Ingolstadt
"Theater darf auch mal wehtun"

28.09.2021 | Stand 07.10.2021, 3:33 Uhr
Die Zeiten sind hart, aber Jedermann feiert: Matthias Zajgier in der Titelrolle. −Foto: Stadttheater

"Jedermann (stirbt)" ist die erste Premiere der Ingolstädter Spielzeit im Großen Haus. Ferdinand Schmalz hat das Spiel vom Sterben des reichen Mannes für das 21. Jahrhundert über-, fort- und neugeschrieben. Er spitzt die Dramaturgie des Originals zu und schärft die Konflikte. Premiere ist am 2. Oktober. In der Titelrolle ist Matthias Zajgier zu sehen.

Herr Zajgier, es geht wieder los: Theater live und drinnen.

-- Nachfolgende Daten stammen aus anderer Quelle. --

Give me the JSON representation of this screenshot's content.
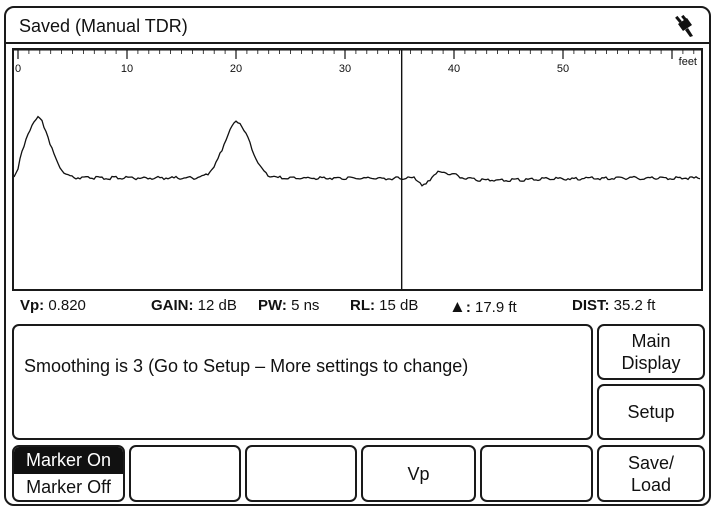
{
  "window": {
    "title": "Saved (Manual TDR)",
    "status_icon": "plug-icon"
  },
  "plot": {
    "unit_label": "feet",
    "tick_labels": [
      "0",
      "10",
      "20",
      "30",
      "40",
      "50"
    ],
    "x_range": [
      0,
      62
    ],
    "cursor_position_ft": 35.2
  },
  "status": {
    "vp_label": "Vp:",
    "vp_value": "0.820",
    "gain_label": "GAIN:",
    "gain_value": "12 dB",
    "pw_label": "PW:",
    "pw_value": "5 ns",
    "rl_label": "RL:",
    "rl_value": "15 dB",
    "delta_symbol": "▲",
    "delta_sep": ":",
    "delta_value": "17.9 ft",
    "dist_label": "DIST:",
    "dist_value": "35.2 ft"
  },
  "message": "Smoothing is 3 (Go to Setup – More settings to change)",
  "side_buttons": {
    "main_display_line1": "Main",
    "main_display_line2": "Display",
    "setup": "Setup",
    "save_line1": "Save/",
    "save_line2": "Load"
  },
  "bottom_buttons": {
    "marker_on": "Marker On",
    "marker_off": "Marker Off",
    "vp": "Vp"
  }
}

Wie fühlt sich das an?
Matthias Zajgier: Bis jetzt fühlt man noch keinen großen Unterschied, weil wir noch kein Publikum hatten. Proben im Theater fanden ja zum Teil auch während des Lockdowns statt. Aber ich glaube, meine letzte richtige Vorstellung im Großen Haus war tatsächlich im Oktober 2020 - in "(R)Evolution". Neu ist, dass wir auf der Bühne keine Abstandsregeln mehr beachten müssen.

Abgesehen von der Sommerbühne konnten Sie lange nicht spielen. Blicken Sie auf ein verlorenes Jahr zurück?
Zajgier: Verloren würde ich es nicht nennen. Man musste umdenken. Die Sparte X ist entstanden. Es hat großen Spaß gemacht, neue Formate für die Sommerbühne zu entwickeln. Aber ich merke, dass mein Jahresrhythmus durcheinandergeraten ist. Obwohl wir sechs Wochen Urlaub hatten, ist es gerade sehr anstrengend. Auch wenn wir nicht vor Publikum gespielt haben, war das Jahr zuvor definitiv keine Erholungsphase.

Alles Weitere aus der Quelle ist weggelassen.